Redenen voor toename en afname van vraag (toegelicht met diagram)

Redenen voor toename en afname van de vraag!

Nu, als de andere dingen, dat wil zeggen, bepalende factoren van de vraag, anders dan de prijs zoals de smaak en voorkeuren van de consument, het inkomen, de prijs van de gerelateerde goederen veranderen, zal de gehele vraagcurve veranderen. Wanneer door de veranderingen in deze andere factoren de vraagcurve naar boven verschuift, zou de toename van de vraag hebben plaatsgevonden.

Toename van de vraag betekent dat de consument meer van het goede koopt tegen verschillende prijzen dan voorheen. Als het inkomen van een consument bijvoorbeeld toeneemt of de mode voor een product toeneemt, koopt de consument grotere hoeveelheden van de goederen dan voorheen tegen verschillende prijzen. Als gevolg hiervan zal de gehele vraagcurve naar boven verschuiven, stroom beschouwt Figuur 7.

In het begin is de vraagcurve DD. Als er een gunstige verandering is in de factoren die de vraag bepalen en de vraagcurve voor de goederen naar D'D 'verschuift, is er een toename in de vraag opgetreden. Uit figuur 7 zal duidelijk zijn dat wanneer de vraagcurve voor de goederen DD is, de prijs OF, OM-hoeveelheid van de goederen wordt geëist, maar met de vraagcurve D'D ', tegen dezelfde prijs OP, een grotere hoeveelheid OH is vereist.

Evenzo wordt bij andere prijzen ook bij de vraagcurve D'D 'meer hoeveelheid gevraagd dan bij de vraagcurve DD. We hebben hierboven uitgelegd hoe de toename van de vraag plaatsvindt.

In korte tijd neemt de vraag toe vanwege de volgende redenen: -

(i) De mode voor goederen neemt toe of de smaak en voorkeuren van mensen worden gunstiger voor het goede;

(ii) het inkomen van de consument neemt toe.

(iii) De prijzen van de vervangers van de goederen in kwestie zijn gestegen.

(iv) Prijzen van complementaire goederen zijn gedaald.

(v) De neiging om te consumeren van de mensen is toegenomen en

(vi) Als gevolg van de toename van de bevolking en als gevolg van de uitbreiding van de markt, is het aantal consumenten van de goederen toegenomen.

Als er een wijziging is, zal de vraag toenemen en zal de vraagcurve naar een opwaartse positie verschuiven.

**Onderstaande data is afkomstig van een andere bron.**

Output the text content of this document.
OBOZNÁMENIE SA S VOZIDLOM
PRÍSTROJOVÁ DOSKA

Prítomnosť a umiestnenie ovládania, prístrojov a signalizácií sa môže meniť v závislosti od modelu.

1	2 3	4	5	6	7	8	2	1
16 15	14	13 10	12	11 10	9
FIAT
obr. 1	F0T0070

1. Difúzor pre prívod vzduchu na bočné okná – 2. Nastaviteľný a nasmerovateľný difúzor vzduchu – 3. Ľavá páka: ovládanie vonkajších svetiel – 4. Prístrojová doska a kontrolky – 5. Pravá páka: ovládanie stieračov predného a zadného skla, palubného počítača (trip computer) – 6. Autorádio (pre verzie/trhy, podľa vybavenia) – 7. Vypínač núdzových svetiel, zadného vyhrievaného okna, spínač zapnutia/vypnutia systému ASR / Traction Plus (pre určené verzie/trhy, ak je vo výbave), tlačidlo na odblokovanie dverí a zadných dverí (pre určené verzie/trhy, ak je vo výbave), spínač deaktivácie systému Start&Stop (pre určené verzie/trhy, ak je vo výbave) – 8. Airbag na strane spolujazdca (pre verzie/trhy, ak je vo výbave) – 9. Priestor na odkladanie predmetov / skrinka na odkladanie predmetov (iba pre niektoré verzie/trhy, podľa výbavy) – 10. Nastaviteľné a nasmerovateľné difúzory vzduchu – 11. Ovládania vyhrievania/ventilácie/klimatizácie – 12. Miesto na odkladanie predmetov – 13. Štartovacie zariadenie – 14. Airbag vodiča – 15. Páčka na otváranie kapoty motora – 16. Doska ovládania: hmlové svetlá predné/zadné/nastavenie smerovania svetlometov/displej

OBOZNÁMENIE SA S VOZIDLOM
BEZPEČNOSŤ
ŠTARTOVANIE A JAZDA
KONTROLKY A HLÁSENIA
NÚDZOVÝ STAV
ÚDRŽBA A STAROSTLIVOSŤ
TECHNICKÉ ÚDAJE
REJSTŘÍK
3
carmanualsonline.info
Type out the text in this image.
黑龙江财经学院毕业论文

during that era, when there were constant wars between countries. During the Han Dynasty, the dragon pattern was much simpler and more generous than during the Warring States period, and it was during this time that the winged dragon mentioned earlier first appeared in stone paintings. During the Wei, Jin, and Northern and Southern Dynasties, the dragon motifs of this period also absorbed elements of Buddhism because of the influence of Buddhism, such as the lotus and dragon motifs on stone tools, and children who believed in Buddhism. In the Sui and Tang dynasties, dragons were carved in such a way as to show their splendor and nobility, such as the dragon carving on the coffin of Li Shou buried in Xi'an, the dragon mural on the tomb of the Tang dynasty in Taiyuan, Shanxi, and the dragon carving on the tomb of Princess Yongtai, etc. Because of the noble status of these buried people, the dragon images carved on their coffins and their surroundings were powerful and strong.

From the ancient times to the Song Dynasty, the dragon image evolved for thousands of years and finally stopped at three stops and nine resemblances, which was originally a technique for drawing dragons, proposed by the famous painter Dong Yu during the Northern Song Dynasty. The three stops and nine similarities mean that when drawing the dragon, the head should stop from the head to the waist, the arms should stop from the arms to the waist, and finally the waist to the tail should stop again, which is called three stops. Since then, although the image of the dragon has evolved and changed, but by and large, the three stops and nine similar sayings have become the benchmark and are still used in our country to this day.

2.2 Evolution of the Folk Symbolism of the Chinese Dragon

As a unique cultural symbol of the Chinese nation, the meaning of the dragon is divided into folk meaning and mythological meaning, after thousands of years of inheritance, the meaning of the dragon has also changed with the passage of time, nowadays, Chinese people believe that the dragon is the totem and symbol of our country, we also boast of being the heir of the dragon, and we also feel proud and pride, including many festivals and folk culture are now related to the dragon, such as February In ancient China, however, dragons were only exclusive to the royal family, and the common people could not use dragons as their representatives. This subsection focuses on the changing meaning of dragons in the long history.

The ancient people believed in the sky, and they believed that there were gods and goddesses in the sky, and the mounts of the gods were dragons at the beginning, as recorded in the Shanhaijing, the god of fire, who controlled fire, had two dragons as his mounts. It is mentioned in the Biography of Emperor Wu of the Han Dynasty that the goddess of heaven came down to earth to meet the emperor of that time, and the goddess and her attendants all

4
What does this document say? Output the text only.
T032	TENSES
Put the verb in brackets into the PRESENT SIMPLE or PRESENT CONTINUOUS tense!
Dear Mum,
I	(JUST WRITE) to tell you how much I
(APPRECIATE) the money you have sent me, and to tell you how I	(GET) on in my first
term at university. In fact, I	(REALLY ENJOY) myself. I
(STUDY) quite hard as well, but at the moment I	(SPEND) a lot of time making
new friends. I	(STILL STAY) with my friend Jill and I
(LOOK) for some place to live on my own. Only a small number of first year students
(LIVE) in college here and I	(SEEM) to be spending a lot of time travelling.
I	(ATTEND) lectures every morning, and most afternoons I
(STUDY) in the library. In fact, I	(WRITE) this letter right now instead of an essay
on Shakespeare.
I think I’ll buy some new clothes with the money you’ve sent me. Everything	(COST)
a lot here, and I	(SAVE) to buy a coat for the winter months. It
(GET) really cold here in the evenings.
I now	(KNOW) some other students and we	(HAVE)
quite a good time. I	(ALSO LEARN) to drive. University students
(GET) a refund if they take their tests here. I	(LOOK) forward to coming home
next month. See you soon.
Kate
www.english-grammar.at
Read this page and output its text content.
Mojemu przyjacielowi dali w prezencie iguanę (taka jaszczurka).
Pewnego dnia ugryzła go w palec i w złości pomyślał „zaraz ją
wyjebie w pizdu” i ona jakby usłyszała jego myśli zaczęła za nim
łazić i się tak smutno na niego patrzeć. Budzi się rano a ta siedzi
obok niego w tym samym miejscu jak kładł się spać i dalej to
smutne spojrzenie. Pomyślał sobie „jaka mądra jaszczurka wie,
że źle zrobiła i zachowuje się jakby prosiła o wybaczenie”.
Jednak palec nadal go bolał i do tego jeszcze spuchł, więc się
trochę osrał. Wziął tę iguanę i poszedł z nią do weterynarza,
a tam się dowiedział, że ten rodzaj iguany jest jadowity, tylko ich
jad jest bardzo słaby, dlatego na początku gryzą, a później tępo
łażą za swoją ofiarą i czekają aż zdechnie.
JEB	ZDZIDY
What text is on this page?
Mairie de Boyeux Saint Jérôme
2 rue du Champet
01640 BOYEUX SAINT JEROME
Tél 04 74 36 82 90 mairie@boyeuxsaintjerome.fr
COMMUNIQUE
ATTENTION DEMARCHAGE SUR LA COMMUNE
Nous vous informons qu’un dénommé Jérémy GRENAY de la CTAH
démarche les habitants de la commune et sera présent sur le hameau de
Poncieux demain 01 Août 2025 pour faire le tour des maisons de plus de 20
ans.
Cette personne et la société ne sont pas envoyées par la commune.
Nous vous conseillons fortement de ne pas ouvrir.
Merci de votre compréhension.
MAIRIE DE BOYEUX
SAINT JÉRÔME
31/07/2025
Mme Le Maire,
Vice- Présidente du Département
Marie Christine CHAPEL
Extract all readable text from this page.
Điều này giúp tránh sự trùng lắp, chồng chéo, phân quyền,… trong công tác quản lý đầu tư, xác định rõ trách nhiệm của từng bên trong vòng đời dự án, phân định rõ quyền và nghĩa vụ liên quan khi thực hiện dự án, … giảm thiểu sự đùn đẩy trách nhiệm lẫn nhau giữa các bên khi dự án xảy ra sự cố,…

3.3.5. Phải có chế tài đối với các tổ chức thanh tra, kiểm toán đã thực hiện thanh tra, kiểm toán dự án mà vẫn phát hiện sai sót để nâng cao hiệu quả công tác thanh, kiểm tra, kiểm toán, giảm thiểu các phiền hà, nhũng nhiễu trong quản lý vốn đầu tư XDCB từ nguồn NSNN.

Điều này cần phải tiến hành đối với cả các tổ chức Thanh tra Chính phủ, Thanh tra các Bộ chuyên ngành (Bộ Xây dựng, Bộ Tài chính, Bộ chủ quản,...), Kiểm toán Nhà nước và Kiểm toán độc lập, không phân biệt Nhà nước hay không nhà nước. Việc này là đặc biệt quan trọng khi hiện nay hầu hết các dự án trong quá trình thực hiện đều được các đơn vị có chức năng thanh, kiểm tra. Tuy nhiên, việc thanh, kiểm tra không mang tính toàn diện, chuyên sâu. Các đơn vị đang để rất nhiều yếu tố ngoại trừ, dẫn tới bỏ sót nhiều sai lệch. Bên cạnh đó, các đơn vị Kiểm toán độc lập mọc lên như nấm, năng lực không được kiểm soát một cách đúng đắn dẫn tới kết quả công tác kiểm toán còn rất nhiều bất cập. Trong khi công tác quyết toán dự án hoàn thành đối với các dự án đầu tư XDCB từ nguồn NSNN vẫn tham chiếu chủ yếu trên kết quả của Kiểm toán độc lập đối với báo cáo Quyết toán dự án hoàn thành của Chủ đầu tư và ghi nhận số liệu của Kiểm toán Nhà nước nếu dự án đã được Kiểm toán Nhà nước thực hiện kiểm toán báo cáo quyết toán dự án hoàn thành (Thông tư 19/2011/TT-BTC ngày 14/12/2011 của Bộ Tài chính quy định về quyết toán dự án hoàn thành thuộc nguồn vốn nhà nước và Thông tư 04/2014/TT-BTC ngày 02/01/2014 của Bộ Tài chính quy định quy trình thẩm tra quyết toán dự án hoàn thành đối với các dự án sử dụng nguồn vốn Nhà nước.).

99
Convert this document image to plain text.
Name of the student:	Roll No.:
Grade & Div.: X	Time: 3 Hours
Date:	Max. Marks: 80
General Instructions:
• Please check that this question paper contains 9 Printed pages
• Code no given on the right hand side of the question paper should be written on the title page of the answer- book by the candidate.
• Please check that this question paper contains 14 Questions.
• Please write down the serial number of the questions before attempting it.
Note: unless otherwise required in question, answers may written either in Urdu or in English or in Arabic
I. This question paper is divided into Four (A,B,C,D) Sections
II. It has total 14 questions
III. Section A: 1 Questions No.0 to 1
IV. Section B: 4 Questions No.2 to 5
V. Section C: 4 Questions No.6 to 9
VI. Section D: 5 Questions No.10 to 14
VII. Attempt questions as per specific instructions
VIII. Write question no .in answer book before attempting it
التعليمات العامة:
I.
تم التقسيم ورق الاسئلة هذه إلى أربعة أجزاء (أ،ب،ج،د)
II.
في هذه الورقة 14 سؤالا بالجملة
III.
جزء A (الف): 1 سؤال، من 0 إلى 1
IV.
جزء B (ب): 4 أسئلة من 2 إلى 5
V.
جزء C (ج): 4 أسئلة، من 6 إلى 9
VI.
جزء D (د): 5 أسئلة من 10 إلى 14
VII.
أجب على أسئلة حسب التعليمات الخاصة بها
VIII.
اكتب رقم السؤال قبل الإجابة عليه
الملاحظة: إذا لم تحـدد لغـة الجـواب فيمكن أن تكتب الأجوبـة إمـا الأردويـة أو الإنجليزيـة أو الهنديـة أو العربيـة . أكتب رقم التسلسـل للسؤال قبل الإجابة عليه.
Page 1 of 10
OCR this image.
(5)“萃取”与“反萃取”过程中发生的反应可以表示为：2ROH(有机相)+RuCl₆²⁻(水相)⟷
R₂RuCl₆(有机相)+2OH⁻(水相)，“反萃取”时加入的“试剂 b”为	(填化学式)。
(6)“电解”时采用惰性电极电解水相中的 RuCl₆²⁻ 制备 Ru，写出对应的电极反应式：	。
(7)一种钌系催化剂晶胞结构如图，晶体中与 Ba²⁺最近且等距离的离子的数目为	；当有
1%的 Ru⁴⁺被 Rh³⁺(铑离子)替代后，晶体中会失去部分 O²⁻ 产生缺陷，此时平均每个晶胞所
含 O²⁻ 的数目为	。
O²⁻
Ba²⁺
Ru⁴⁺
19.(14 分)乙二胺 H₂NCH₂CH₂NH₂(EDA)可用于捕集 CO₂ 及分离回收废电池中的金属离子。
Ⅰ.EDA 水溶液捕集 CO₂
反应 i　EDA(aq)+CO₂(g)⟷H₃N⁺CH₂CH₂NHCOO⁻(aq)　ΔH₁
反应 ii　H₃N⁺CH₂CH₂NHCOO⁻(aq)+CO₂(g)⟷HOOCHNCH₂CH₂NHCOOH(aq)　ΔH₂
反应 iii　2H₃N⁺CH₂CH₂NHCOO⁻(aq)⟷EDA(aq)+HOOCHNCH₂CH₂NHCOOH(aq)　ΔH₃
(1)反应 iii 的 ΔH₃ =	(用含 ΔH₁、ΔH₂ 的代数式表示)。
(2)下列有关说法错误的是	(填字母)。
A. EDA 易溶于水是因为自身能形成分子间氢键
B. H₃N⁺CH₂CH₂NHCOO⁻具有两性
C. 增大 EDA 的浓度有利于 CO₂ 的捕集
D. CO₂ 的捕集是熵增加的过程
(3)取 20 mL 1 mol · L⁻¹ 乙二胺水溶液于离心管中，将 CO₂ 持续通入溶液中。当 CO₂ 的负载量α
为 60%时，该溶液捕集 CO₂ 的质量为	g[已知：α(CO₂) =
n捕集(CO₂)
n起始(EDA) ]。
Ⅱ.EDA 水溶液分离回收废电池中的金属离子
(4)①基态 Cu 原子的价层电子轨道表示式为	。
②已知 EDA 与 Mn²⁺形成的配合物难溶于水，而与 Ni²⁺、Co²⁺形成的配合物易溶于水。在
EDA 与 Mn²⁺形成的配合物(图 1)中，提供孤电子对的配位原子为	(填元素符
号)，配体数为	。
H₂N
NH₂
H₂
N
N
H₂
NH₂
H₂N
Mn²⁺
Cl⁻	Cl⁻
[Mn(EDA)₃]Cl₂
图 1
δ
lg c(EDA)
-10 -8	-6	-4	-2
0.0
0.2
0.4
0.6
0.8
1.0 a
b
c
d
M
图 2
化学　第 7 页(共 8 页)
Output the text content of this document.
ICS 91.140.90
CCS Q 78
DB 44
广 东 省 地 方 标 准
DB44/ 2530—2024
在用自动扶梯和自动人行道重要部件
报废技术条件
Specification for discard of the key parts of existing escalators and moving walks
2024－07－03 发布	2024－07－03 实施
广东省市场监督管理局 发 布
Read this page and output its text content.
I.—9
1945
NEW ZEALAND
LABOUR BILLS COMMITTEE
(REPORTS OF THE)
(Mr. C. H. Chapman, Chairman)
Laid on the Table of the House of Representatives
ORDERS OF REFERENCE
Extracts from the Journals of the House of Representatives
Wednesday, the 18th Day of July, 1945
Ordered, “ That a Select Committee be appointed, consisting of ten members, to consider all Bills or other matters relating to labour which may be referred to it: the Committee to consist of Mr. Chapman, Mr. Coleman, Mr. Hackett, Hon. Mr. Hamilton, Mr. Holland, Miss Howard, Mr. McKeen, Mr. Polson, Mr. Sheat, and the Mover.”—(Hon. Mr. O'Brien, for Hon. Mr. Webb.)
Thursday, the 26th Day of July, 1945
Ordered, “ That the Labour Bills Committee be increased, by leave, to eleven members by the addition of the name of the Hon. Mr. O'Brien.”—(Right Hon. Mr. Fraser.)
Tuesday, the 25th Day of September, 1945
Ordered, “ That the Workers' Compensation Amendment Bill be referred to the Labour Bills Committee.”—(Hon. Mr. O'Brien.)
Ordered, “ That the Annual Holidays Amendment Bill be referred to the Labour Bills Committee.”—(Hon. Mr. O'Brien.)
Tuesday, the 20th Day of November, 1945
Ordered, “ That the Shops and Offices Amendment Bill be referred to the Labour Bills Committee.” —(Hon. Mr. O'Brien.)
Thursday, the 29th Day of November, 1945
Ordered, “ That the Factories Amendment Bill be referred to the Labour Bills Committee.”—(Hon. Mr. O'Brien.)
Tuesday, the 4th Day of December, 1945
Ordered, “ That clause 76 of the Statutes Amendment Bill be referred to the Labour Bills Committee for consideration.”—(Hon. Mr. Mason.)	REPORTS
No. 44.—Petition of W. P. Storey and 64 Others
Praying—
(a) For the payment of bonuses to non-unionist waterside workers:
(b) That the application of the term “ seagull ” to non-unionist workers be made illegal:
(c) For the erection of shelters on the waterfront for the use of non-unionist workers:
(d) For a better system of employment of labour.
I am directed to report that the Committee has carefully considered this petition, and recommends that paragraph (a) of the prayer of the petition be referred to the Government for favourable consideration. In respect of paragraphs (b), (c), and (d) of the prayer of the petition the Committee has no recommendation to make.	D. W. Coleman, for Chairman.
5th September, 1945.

Neem nu de vraag van afname van de vraag. Terwijl de inkrimping van de vraag de afname impliceert van de gevraagde hoeveelheid als gevolg van de prijsstijging, daalt de vraagcurve door de hele vraagcurve naar een lagere positie. Met andere woorden, daling van de vraag betekent dat tegen verschillende prijzen minder gevraagd wordt dan voorheen. De afname van de vraag doet zich niet voor als gevolg van de prijsstijging, maar als gevolg van de veranderingen in andere determinanten van de vraag.

Daling van de vraag kan optreden vanwege de volgende redenen:

(i) Een goed is uit de mode geraakt of de smaak van het volk voor een goed is afgenomen.

(ii) Inkomsten van consumenten zijn gevallen.

(iii) De prijzen van de substituten van de waar zijn gedaald.

(iv) De prijzen van de complementen van die grondstof zijn gestegen en

(v) De neiging om het volk te consumeren is afgenomen. Met andere woorden, de neiging om te sparen is toegenomen.

Toename en afname van de vraag is weergegeven in figuur 7. In deze figuur is DD de vraagcurve voor de goederen in het begin. Als door bovenstaande redenen de vraag naar goederen daalt, zal de hele vraagcurve naar beneden verschuiven. In figuur 7 is als gevolg van de daling van de vraag de vraagcurve naar beneden verschoven naar de positie D "D".

Het is nu duidelijk uit de figuur dat wanneer de vraagcurve van DD naar D "D" verschuift, bij prijs OP de vereiste hoeveelheid daalt van OM naar OL. Een blik op de vraagcurve D "D" zal onthullen dat bij andere prijzen dan Op ook minder hoeveelheid van het goed wordt geëist bij de vraagcurve D "D" dan bij de vraagcurve DD.